Hyperbolic is a decentralized AI computing startup that offers inference and computation services. It announced Tuesday, it had raised $12 Million in Series A financing led by Polychain Capital and Variant.
A wide range of investors participated, including Lightspeed Faction Bankless Ventures and Wintermute Ventures. Sreeram Kanan, EigenLayer’s CEO and Alex Atallah, OpenRouter’s CTO were among the angel investors.
In a press release, the company stated that this funding brought the total amount raised by the company to $20,000,000. It is now looking to increase its presence in the rapidly growing AI and Web3 industries.
San Francisco-based firms are building decentralized GPU markets and providing verifiable AI Inference Services, to address what they see as an urgent shortage of computing power that is affordable for researchers and developers.
Hyperbolic’s GPU Marketplace allows renters to save up to 75% on their GPU rentals while suppliers can monetize GPUs that are idle. Hyper-dOS powers the platform, which is its decentralized OS.

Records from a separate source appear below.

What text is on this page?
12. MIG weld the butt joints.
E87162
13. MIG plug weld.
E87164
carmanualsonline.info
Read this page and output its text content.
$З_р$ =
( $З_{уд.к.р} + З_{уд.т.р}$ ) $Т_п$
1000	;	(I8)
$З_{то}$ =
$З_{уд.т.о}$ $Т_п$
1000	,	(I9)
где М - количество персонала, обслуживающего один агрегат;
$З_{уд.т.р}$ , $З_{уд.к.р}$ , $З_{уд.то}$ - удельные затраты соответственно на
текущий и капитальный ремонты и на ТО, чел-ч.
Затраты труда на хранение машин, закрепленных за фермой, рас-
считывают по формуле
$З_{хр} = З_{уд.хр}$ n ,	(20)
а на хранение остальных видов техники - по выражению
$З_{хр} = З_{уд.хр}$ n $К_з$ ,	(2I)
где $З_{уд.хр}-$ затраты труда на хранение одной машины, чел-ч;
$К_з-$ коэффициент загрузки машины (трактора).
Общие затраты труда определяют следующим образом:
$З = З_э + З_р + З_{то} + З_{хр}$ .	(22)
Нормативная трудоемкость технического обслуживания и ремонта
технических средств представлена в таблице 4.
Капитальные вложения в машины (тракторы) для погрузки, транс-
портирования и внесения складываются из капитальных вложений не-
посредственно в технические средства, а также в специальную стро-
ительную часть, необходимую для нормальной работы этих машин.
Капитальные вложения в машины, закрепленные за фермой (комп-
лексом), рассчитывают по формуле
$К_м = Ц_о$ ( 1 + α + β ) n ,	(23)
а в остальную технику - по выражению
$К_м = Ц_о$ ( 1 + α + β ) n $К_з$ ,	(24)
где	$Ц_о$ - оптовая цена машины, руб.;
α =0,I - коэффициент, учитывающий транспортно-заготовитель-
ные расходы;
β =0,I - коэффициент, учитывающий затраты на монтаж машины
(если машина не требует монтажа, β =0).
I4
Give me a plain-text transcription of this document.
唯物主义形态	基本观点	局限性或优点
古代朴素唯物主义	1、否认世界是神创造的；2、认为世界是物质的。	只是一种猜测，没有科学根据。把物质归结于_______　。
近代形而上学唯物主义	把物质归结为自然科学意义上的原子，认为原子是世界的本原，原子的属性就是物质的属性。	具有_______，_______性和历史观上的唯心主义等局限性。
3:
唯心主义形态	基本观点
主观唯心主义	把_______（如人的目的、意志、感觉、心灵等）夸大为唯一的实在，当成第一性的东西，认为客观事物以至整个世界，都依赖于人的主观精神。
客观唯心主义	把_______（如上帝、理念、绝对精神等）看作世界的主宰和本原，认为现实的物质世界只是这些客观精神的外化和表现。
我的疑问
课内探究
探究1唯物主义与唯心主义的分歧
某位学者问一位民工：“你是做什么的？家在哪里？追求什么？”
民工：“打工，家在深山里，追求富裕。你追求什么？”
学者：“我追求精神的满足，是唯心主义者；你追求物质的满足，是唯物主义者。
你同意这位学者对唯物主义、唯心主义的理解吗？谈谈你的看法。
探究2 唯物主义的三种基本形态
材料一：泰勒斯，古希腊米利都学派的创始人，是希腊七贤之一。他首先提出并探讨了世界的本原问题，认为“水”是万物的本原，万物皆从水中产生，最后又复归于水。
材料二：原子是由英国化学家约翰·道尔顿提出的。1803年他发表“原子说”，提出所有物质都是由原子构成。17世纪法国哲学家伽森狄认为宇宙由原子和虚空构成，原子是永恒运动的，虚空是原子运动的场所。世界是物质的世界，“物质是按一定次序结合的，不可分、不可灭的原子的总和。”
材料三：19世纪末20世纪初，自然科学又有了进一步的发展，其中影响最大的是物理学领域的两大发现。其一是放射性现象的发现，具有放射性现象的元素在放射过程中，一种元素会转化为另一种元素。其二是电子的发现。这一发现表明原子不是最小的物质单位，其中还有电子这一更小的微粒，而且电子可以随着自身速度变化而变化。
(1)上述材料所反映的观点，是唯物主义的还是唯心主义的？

According to the company, its proprietary Proof of Sampling Protocol (PoSP)-based inference services can handle over one billion tokens a day, for up to 30,000 Web2 customers.
Hyperbolic was founded by Jasper Zhang and Yuchen Jing, two AI researchers and mathematicians. They aim to combine fragmented AI workflows with their solutions.
“Hyperbolic is the first player we've encountered that truly addresses the 'cost of trust' issue in decentralized GPU networks without sacrificing performance, quality, and user experience,” Jesse Walden, managing partner at Variant, said. “With Jasper and Yuchen’s deep expertise spanning both crypto and AI, they are uniquely equipped to transform decentralized compute marketplaces for AI models.”
It plans to create its own blockchain by 2025 in order to promote collective governance and AI infrastructure.
Hugging Face and Quora are just a few of the major AI companies that use Hyperbolic.
The money will go to the expansion of its AI decentralized platform and engineering teams, as well as the growth of its marketing and sales departments.